La regalità di Gesù, cari fratelli e sorelle, come sappiamo, e come rivela il Vangelo ascoltato poc’anzi, “non è di questo mondo”, e Lui non è un re “di quaggiù”, come quelli della terra. Anzi quando lo volevano fare re fuggì via. Lui è un Re venuto da Dio per testimoniare la verità e comunicarci l’amore paterno e tenero di Dio, facendosi servo di tutti nell’espressivo gesto della lavanda dei piedi. Per questo il Regno di Dio è un regno di verità, di amore, di pace di giustizia. Un Regno che è in costruzione nel cantiere della storia e di cui noi ne siamo gli operai. Lo saremo se apriremo il cuore allo Spirito Santo che ci conformerà a Gesù divenendo ogni giorno suoi innamorati discepoli. La scelta di fare di Gesù il centro della nostra vita richiede l’impegno di entrare dalla porta stretta per far morire in noi l’egoismo individualista aprendoci a Dio e ai fratelli. Questo cammino di conversione ci condurrà alla libertà dalle passioni, dai desideri vani, dall’arroganza che troppo stesso diventa violenza, come purtroppo vediamo in questo nostro tempo. Liberati dalla grazia di Cristo troviamo la pienezza della vita e della gioia.

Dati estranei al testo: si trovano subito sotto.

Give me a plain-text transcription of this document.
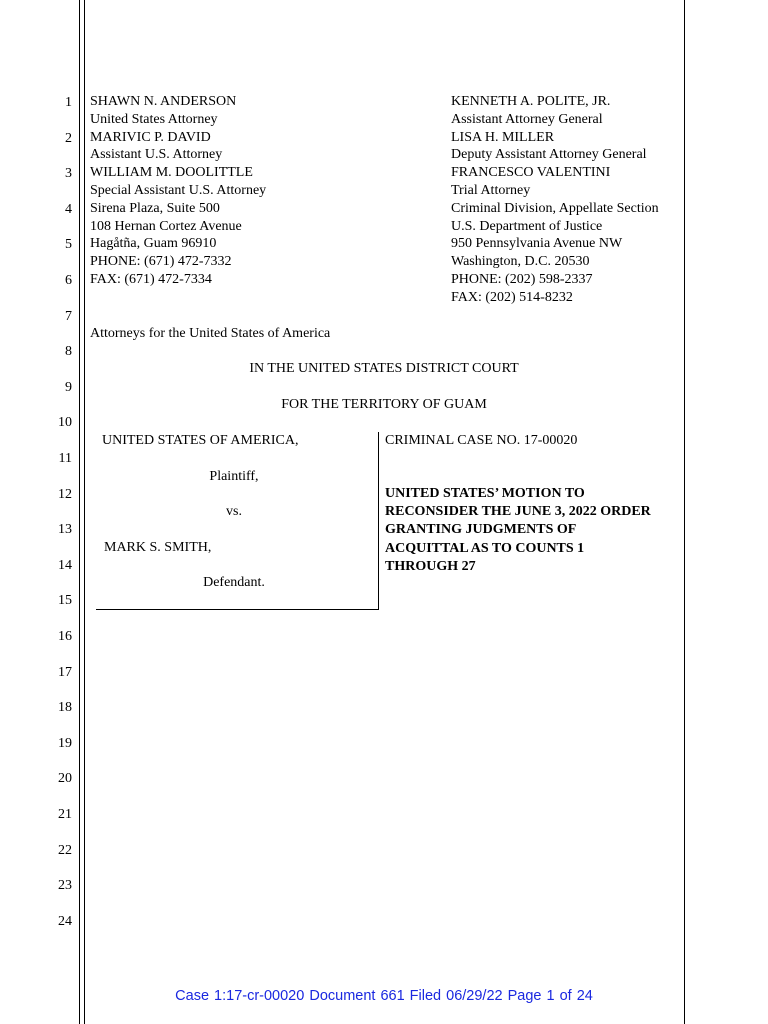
1
2
3
4
5
6
7
8
9
10
11
12
13
14
15
16
17
18
19
20
21
22
23
24
SHAWN N. ANDERSON
United States Attorney
MARIVIC P. DAVID
Assistant U.S. Attorney
WILLIAM M. DOOLITTLE
Special Assistant U.S. Attorney
Sirena Plaza, Suite 500
108 Hernan Cortez Avenue
Hagåtña, Guam 96910
PHONE: (671) 472-7332
FAX: (671) 472-7334
KENNETH A. POLITE, JR.
Assistant Attorney General
LISA H. MILLER
Deputy Assistant Attorney General
FRANCESCO VALENTINI
Trial Attorney
Criminal Division, Appellate Section
U.S. Department of Justice
950 Pennsylvania Avenue NW
Washington, D.C. 20530
PHONE: (202) 598-2337
FAX: (202) 514-8232
Attorneys for the United States of America
IN THE UNITED STATES DISTRICT COURT
FOR THE TERRITORY OF GUAM
UNITED STATES OF AMERICA,
Plaintiff,
vs.
MARK S. SMITH,
Defendant.
CRIMINAL CASE NO. 17-00020
UNITED STATES’ MOTION TO
RECONSIDER THE JUNE 3, 2022 ORDER
GRANTING JUDGMENTS OF
ACQUITTAL AS TO COUNTS 1
THROUGH 27
Case 1:17-cr-00020 Document 661 Filed 06/29/22 Page 1 of 24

Questa pienezza di comunione con Dio l’ha sempre cercata e trovata il Venerabile Padre Gianfranco Chiti, di cui in questa domenica facciamo memoria a venti anni dalla morte avvenuta il 20 novembre 2004 per le conseguenze di un incidente automobilistico. Proveniente da una famiglia di artisti a cinque anni si trasferisce a Pesaro e a quindici entra nella Scuola militare di Milano, dove consegue risultati molto buoni ai quali unisce un carattere disinvolto, gioioso, affabile, sempre sorretto da una profonda spiritualità mariana ed eucaristica. Questo tratto caratteriale e il suo profondo amore alla Madonna lo ricordo molto bene, quando a metà degli anni 70, il Preside della scuola che frequentavo a Montefiascone lo invitò a parlarci. Ci colpì subito per la sua statura fisica, per la sua fede viva e per il suo amore alla Madonna. Ci raccontò proprio come nella caserma di Viterbo volle mettere una statua della Madonna, cosa che poi faceva in ogni caserma, dove prestò servizio. Alla Madonna poi fece voto di aiutare i poveri quando dovette sostenere gli esami di maturità, come anche durante la guerra si prodigò a favore degli Ebrei. La sua fede fu sostenuta ed alimentata da un profondo spirito di preghiera, soprattutto nei momenti difficili della sua vita durante la seconda guerra mondiale che lo vide in Slovenia, in Russia, in Grecia oltre che in diverse città italiane. In Piemonte e a Torino venne fatto prigioniero, liberato poi grazie all’intervento del Vescovo di Mondovì. La sua vita cristiana era saldamente unita alla vita militare che visse sempre come missione educativa e formativa.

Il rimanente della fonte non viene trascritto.